When it comes to playing out the “WHAT Ifs” – again Britney’s and Daddy’s will be quite different, although for each of them these are still played out in their respective imaginations.

The thing is – for Daddy to really help Britney and her fear of the Wardrobe Monsters he’ll need to step into her reality, her mosaic of the world, and then take the relocation journey with her. AND, by doing so, he may – just may – sort out some of his own dislocated fingers along the way also.


Things People Say
The internet is full of scams, some overt and some covert, designed to get us to click on a link that allows gremlins into our computer. These gremlins and viruses can infect and spread their toxicity into our security – by attacking our operating system, invading our financial and personal identity.

Most of us, by now, have become cognisant of the fact that emails that start “Most Honourable Sir,” and that emanate from West Africa, are ones to avoid and delete at all costs.
However those of us who walk within the cathedrals of social media have become subject to something much nearer home in terms of our vulnerability, viz:

“Have you read what they are saying about you?”
This tag line, plus a pernicious link, personifies how the ‘scammers’ attempt to get through our guard. They frame it up by reaching for our fingers and trying to dislocate them.

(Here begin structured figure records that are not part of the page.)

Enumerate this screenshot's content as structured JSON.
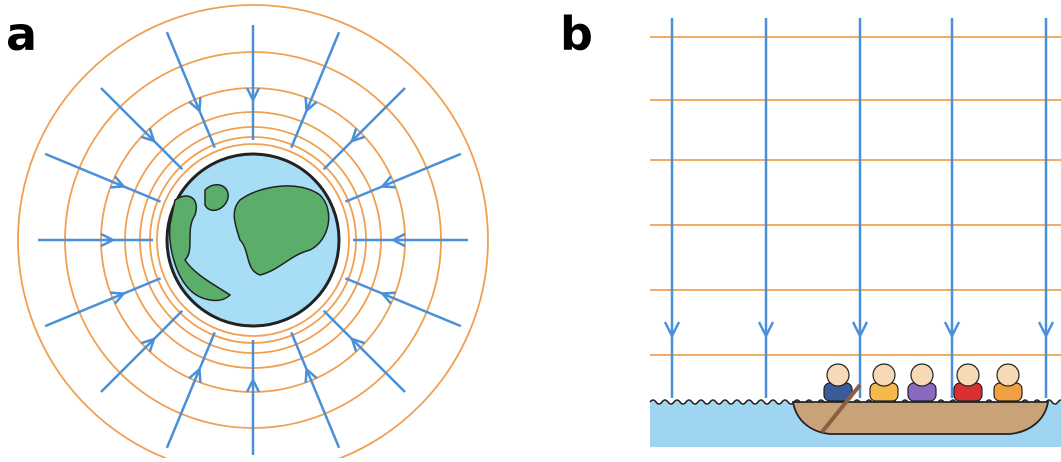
{
  "panels": [
    {
      "label": "a"
    },
    {
      "label": "b"
    }
  ]
}
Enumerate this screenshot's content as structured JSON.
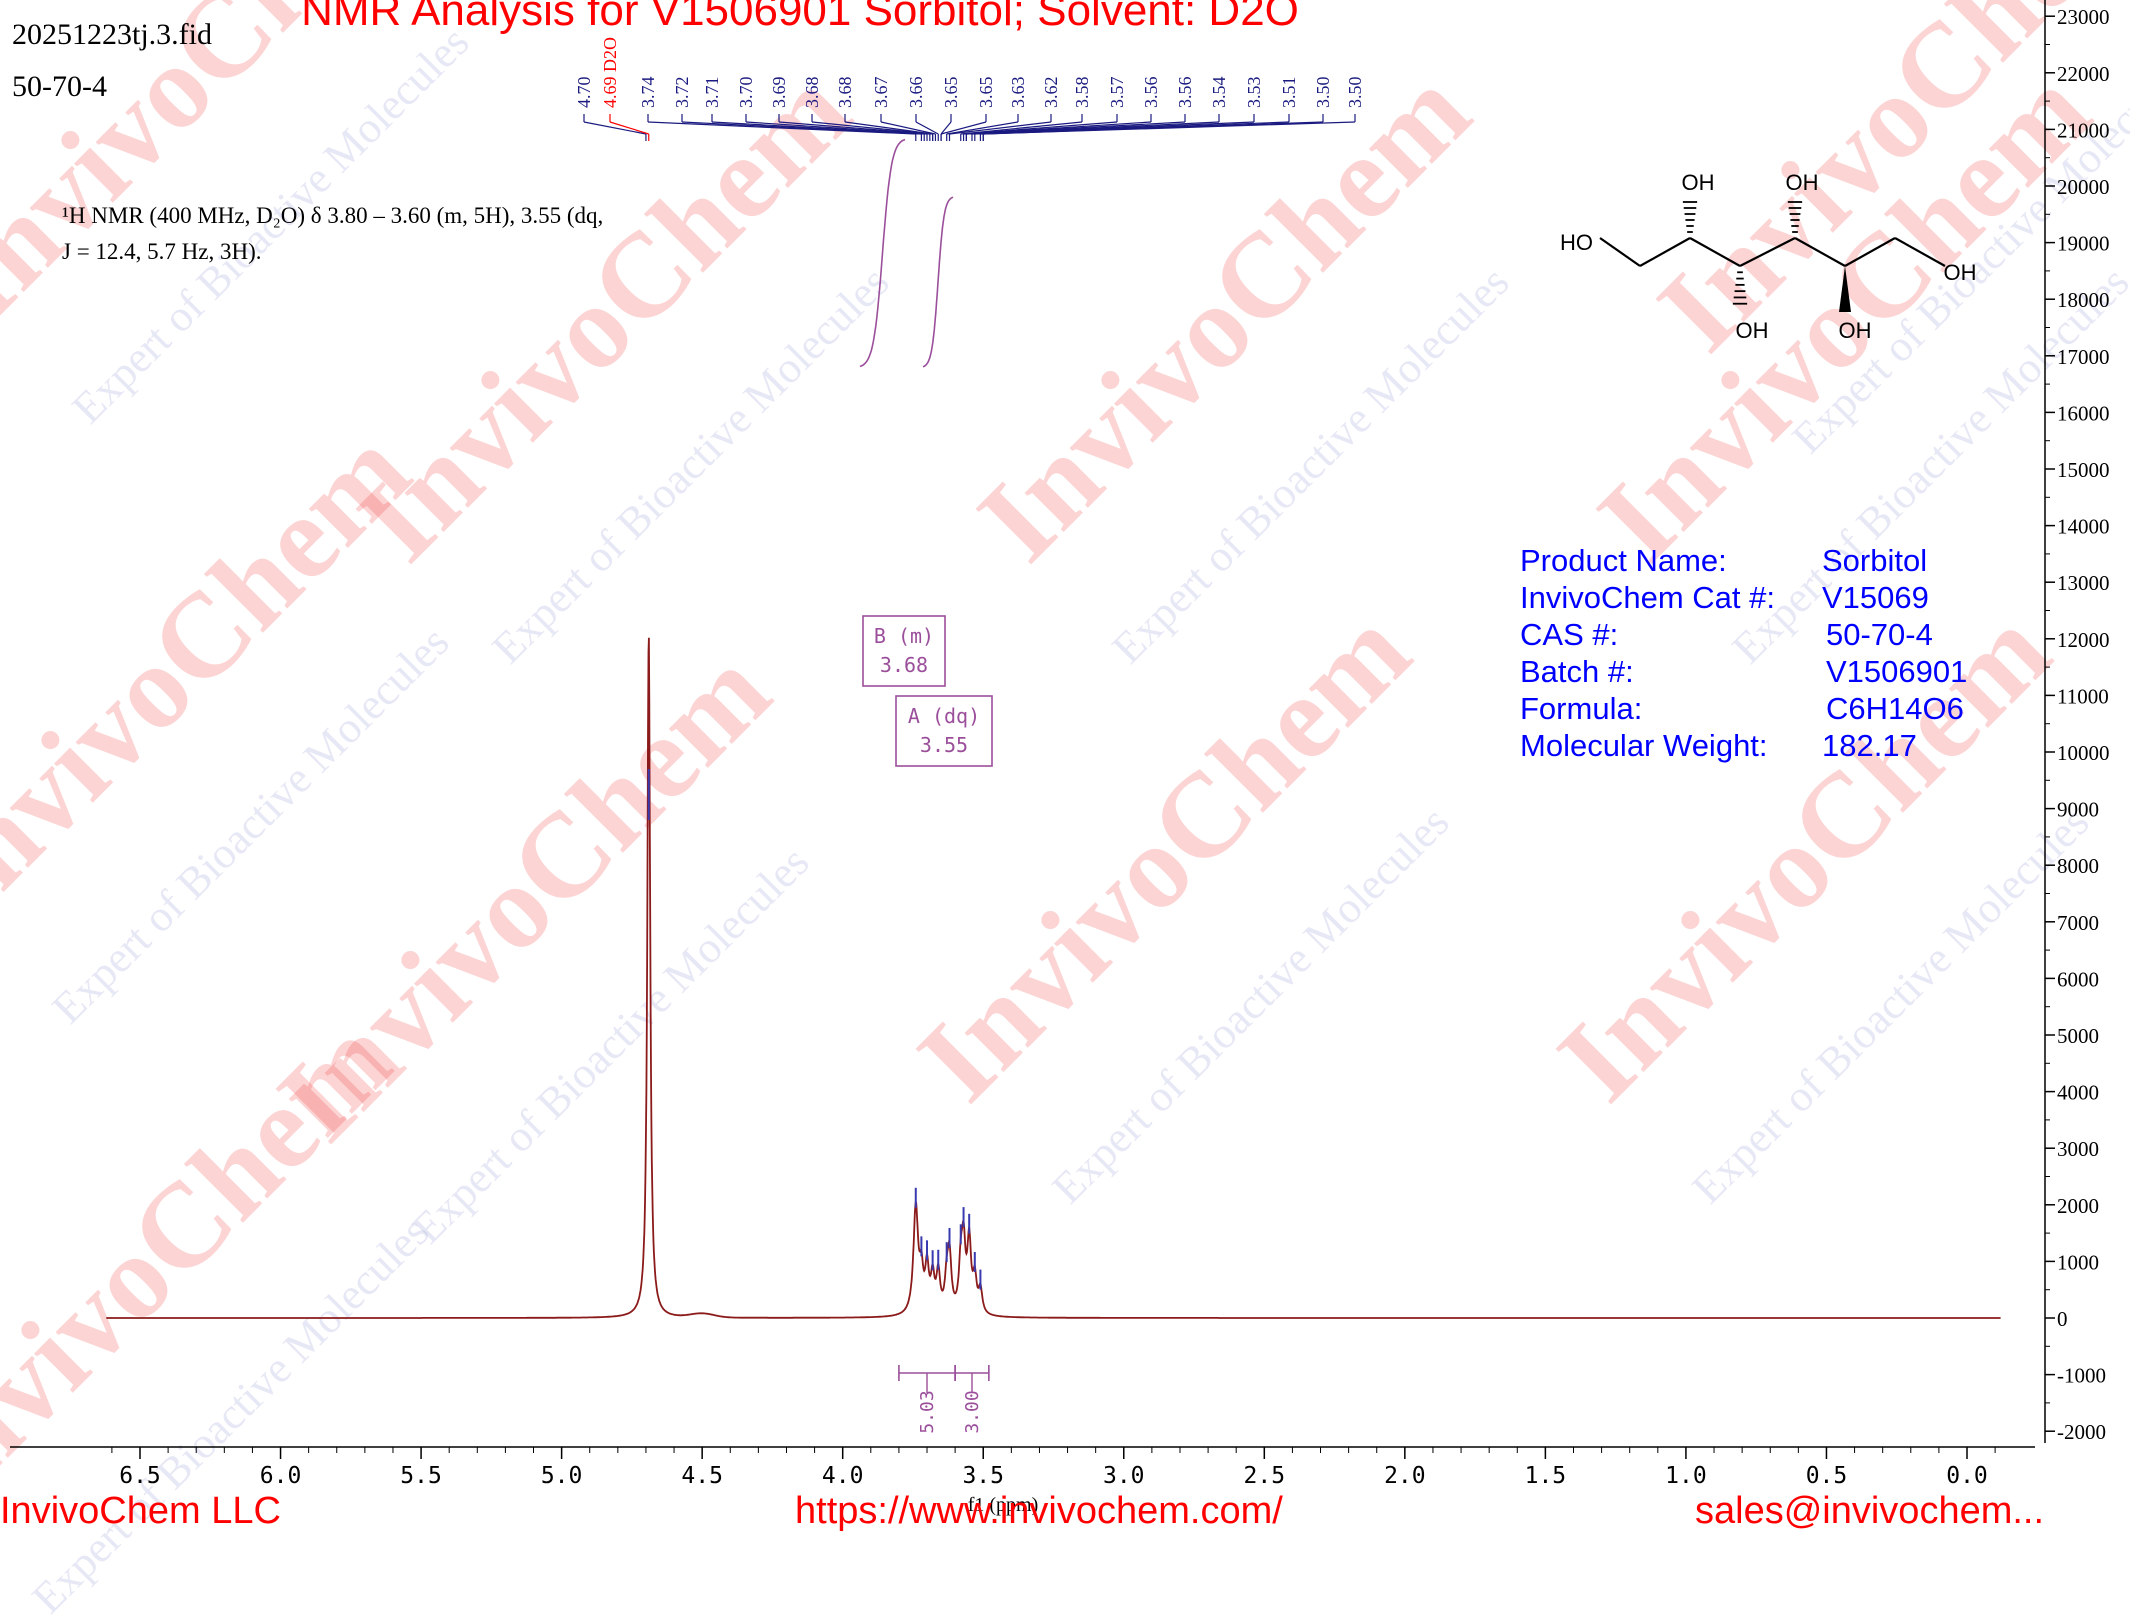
{
  "header": {
    "file_name": "20251223tj.3.fid",
    "cas_top": "50-70-4",
    "title": "NMR Analysis for V1506901 Sorbitol; Solvent: D2O"
  },
  "description": {
    "line1": "¹H NMR (400 MHz, D₂O) δ 3.80 – 3.60 (m, 5H), 3.55 (dq,",
    "line2": "J = 12.4, 5.7 Hz, 3H)."
  },
  "product_info": [
    {
      "label": "Product Name:",
      "value": "Sorbitol"
    },
    {
      "label": "InvivoChem Cat #:",
      "value": "V15069"
    },
    {
      "label": "CAS #:",
      "value": "50-70-4"
    },
    {
      "label": "Batch #:",
      "value": "V1506901"
    },
    {
      "label": "Formula:",
      "value": "C6H14O6"
    },
    {
      "label": "Molecular Weight:",
      "value": "182.17"
    }
  ],
  "structure": {
    "labels": [
      "HO",
      "OH",
      "OH",
      "OH",
      "OH",
      "OH"
    ]
  },
  "watermark": {
    "brand": "InvivoChem",
    "tagline_a": "Expert of Bioactive Molecules",
    "tagline_b": "Molecules"
  },
  "footer": {
    "company": "InvivoChem LLC",
    "website": "https://www.invivochem.com/",
    "email": "sales@invivochem..."
  },
  "colors": {
    "spectrum": "#8b1a1a",
    "peak_labels": "#1a1a80",
    "solvent_label": "#ff0000",
    "integration": "#9b4f9b",
    "product_text": "#0000ff",
    "title": "#ff0000"
  },
  "chart_data": {
    "type": "line",
    "xlabel": "f1 (ppm)",
    "ylabel": "",
    "xlim": [
      6.62,
      -0.12
    ],
    "ylim": [
      -2300,
      23200
    ],
    "x_ticks": [
      "6.5",
      "6.0",
      "5.5",
      "5.0",
      "4.5",
      "4.0",
      "3.5",
      "3.0",
      "2.5",
      "2.0",
      "1.5",
      "1.0",
      "0.5",
      "0.0"
    ],
    "y_ticks": [
      "23000",
      "22000",
      "21000",
      "20000",
      "19000",
      "18000",
      "17000",
      "16000",
      "15000",
      "14000",
      "13000",
      "12000",
      "11000",
      "10000",
      "9000",
      "8000",
      "7000",
      "6000",
      "5000",
      "4000",
      "3000",
      "2000",
      "1000",
      "0",
      "-1000",
      "-2000"
    ],
    "peaks": [
      {
        "ppm": 4.69,
        "height": 12100,
        "width": 0.006
      },
      {
        "ppm": 3.74,
        "height": 1900,
        "width": 0.01
      },
      {
        "ppm": 3.72,
        "height": 650,
        "width": 0.008
      },
      {
        "ppm": 3.7,
        "height": 780,
        "width": 0.008
      },
      {
        "ppm": 3.68,
        "height": 620,
        "width": 0.008
      },
      {
        "ppm": 3.66,
        "height": 700,
        "width": 0.008
      },
      {
        "ppm": 3.63,
        "height": 560,
        "width": 0.008
      },
      {
        "ppm": 3.62,
        "height": 980,
        "width": 0.008
      },
      {
        "ppm": 3.58,
        "height": 780,
        "width": 0.008
      },
      {
        "ppm": 3.57,
        "height": 1150,
        "width": 0.008
      },
      {
        "ppm": 3.55,
        "height": 1250,
        "width": 0.008
      },
      {
        "ppm": 3.53,
        "height": 600,
        "width": 0.008
      },
      {
        "ppm": 3.51,
        "height": 430,
        "width": 0.008
      }
    ],
    "peak_labels": [
      "4.70",
      "4.69 D2O",
      "3.74",
      "3.72",
      "3.71",
      "3.70",
      "3.69",
      "3.68",
      "3.68",
      "3.67",
      "3.66",
      "3.65",
      "3.65",
      "3.63",
      "3.62",
      "3.58",
      "3.57",
      "3.56",
      "3.56",
      "3.54",
      "3.53",
      "3.51",
      "3.50",
      "3.50"
    ],
    "peak_label_ppm": [
      4.7,
      4.69,
      3.74,
      3.72,
      3.71,
      3.7,
      3.69,
      3.68,
      3.68,
      3.67,
      3.66,
      3.65,
      3.65,
      3.63,
      3.62,
      3.58,
      3.57,
      3.56,
      3.56,
      3.54,
      3.53,
      3.51,
      3.5,
      3.5
    ],
    "multiplets": [
      {
        "label": "B (m)",
        "shift": "3.68"
      },
      {
        "label": "A (dq)",
        "shift": "3.55"
      }
    ],
    "integrals": [
      {
        "from": 3.8,
        "to": 3.6,
        "value": "5.03"
      },
      {
        "from": 3.6,
        "to": 3.48,
        "value": "3.00"
      }
    ]
  }
}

Now if we met someone in the street who actually did this in reality we’d understand the assault, and then look to get a doctor to put our fingers back right again.
But THIS is different – or so it seems!
And yet it is also far worse – for it plays upon our inner insecurities.
“What ARE they saying about me?  How BAD are these things? WHO else has, is and will be reading them? I’m under attack – I must defend. I cannot defend against the unknown so I must FIND OUT.” And so on.
If we are sensitive, then our metaphorical fingers will be dislocated on a regular basis. Our sensitivity began somewhere, and we compensated rather than relocated in that original instance. From then on we always took the softer option, until that no longer worked for us. Then we learnt how to take more soft options to compensate for the earlier softer option that was no longer working. And so the strategies build and the habit forming goes from strength to strength.
But that strength takes us further away from the most effective solution for us.


So – in the case of things people say – is that relevant? Is it important, to you, really?
We can make endless compensatory excuses to hold that relevance and importance in place – if we so choose! With each excuse, we weaken the hold on the joints of our fingers.

Conclusion
We are never, ever, stuck with having metaphorically loose-jointed fingers all our lives. We can put them back, relocate them, and build their strength. Good strong joints is the way we were born, is the way we are meant to be. With them we can then be dextrous in life, rather than distorting ourselves out of shape.

And – as always with my perspective – it is just a thought, an idea, a notion. And – as ever with your perspective – it is always there for you to choose.